Acteur majeur dans le domaine, Kijiji a voulu savoir. Le besoin s’est fait pressant de mesurer et quantifier, pour pouvoir mieux comprendre ce pan important de l’économie canadienne. C’est par l’intermédiaire de l’Observatoire de la consommation responsable (OCR) de l’École des sciences de la gestion de l’Université du Québec à Montréal (ESG UQAM) qu’a été menée une vaste étude qui définit l’Indice Kijiji de l’économie de seconde main. « Depuis 2014, nous avons sondé plus de 23 000 citoyens, dans chacune des provinces du Canada, pour les différents types de pratique : l’achat, la vente, le don, l’échange et la location », explique Fabien Durif, professeur titulaire au Département de marketing de l’ESG de l’UQAM et directeur de l’OCR. « Le fait de collecter les données sur cinq ans nous a permis d’observer l’évolution à travers le temps et de dégager une analyse longitudinale. Les résultats présentés cette année sont donc ceux de la cinquième année et le bilan des cinq ans, ce qui est intéressant.»

Au coeur des échanges

Qu’est-ce qui pousse les consommateurs à participer à l’économie de seconde main? Le principal motif demeure financier. Mais au cours des cinq ans, une tendance s’est dégagée : les raisons économiques sont à la baisse alors que les motivations écologiques et altruistes connaissent une augmentation.
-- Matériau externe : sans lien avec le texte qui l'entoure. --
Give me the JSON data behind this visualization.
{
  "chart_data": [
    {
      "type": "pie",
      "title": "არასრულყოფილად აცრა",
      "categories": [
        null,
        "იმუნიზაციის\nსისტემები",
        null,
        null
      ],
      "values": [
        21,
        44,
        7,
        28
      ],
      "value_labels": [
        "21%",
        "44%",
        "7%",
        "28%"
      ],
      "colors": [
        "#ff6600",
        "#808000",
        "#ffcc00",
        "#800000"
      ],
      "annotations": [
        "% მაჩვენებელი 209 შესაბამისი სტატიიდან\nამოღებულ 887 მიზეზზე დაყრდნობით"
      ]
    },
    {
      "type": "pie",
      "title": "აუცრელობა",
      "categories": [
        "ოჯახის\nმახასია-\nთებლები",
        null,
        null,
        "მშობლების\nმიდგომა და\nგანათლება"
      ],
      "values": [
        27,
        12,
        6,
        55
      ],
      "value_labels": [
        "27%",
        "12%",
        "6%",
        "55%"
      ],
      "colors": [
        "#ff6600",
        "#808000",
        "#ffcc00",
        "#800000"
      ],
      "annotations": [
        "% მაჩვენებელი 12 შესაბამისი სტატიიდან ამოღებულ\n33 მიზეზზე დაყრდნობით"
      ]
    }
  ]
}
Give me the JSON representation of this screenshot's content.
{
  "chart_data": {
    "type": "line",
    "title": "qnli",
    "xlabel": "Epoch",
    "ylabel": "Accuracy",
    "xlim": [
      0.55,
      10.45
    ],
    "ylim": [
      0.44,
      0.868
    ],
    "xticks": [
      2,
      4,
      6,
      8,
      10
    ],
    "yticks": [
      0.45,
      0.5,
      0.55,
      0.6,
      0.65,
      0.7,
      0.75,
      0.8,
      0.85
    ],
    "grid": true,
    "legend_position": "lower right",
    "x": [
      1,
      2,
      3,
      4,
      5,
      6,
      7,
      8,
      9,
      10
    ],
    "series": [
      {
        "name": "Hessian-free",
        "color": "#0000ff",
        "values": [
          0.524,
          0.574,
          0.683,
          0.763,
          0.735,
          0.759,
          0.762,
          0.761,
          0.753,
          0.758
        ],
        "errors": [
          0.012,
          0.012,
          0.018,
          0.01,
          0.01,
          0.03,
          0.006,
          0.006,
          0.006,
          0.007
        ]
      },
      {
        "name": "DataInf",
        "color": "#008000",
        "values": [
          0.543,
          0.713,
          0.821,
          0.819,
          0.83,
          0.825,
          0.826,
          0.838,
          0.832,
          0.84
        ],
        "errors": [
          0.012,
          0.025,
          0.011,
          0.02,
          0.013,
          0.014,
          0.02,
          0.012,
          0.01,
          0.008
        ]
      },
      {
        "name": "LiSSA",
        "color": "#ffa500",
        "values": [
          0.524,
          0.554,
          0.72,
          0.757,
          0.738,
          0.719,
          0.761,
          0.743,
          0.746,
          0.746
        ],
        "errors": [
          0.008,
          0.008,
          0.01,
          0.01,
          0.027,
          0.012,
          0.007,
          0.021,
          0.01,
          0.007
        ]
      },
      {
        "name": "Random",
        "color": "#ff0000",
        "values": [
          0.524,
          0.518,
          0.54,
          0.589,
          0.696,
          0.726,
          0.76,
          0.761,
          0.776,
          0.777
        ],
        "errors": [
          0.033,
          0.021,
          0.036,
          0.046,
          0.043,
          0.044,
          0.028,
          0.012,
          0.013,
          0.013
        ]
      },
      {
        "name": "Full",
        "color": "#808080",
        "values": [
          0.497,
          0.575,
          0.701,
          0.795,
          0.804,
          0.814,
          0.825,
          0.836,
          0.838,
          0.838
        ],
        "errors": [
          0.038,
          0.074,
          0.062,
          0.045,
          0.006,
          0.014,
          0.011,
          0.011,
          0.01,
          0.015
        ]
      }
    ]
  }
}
Autrement dit, les consommateurs agissent de plus en plus avec le souhait d’avoir un impact positif sur les autres citoyens et la société en général; ils sont aussi portés par un souci de protection de l’environnement et désirent augmenter la durée de vie des objets. De tous les types d’échange – 2,4 milliards d’objets en 2018 au Canada –, c’est le don qui reste le plus populaire, avec 47 % de l’ensemble des activités. « L’impact social de cette économie est très important », signale le professeur.

Selon l’usage

Les cinq années de données ont également permis de définir des profils. « Les femmes sont 32 % plus actives et donnent davantage, alors que les hommes vendent plus », note Fabien Durif. On observe aussi un phénomène intéressant : les moins de 24 ans échangent et louent davantage que les autres tranches d’âge. « Ils sont plus dans l’utilisation et moins dans la possession, résume t-il. Les mentalités changent. »

Un avenir d’occasions

« Les géants traditionnels vont devoir s’adapter, prévoit le professeur. Et
c’est déjà commencé, avec le Tel quel d’IKEA, par exemple. En Europe, de grandes enseignes s’y sont mises, de différentes façons. Certaines quincailleries, entre autres, offrent d’emprunter ou de louer un outil pour une heure… Pour attirer et garder la nouvelle clientèle, il va falloir répondre à la demande. » Les données et les
23,7 milliards de dollars de transactions en 2018 le prouvent : l’économie de seconde main est en plein essor. Est-ce une mode ou est-ce là pour rester? Le directeur de l’étude le confirme : « Le seconde main est certainement en train de s’institutionnaliser.»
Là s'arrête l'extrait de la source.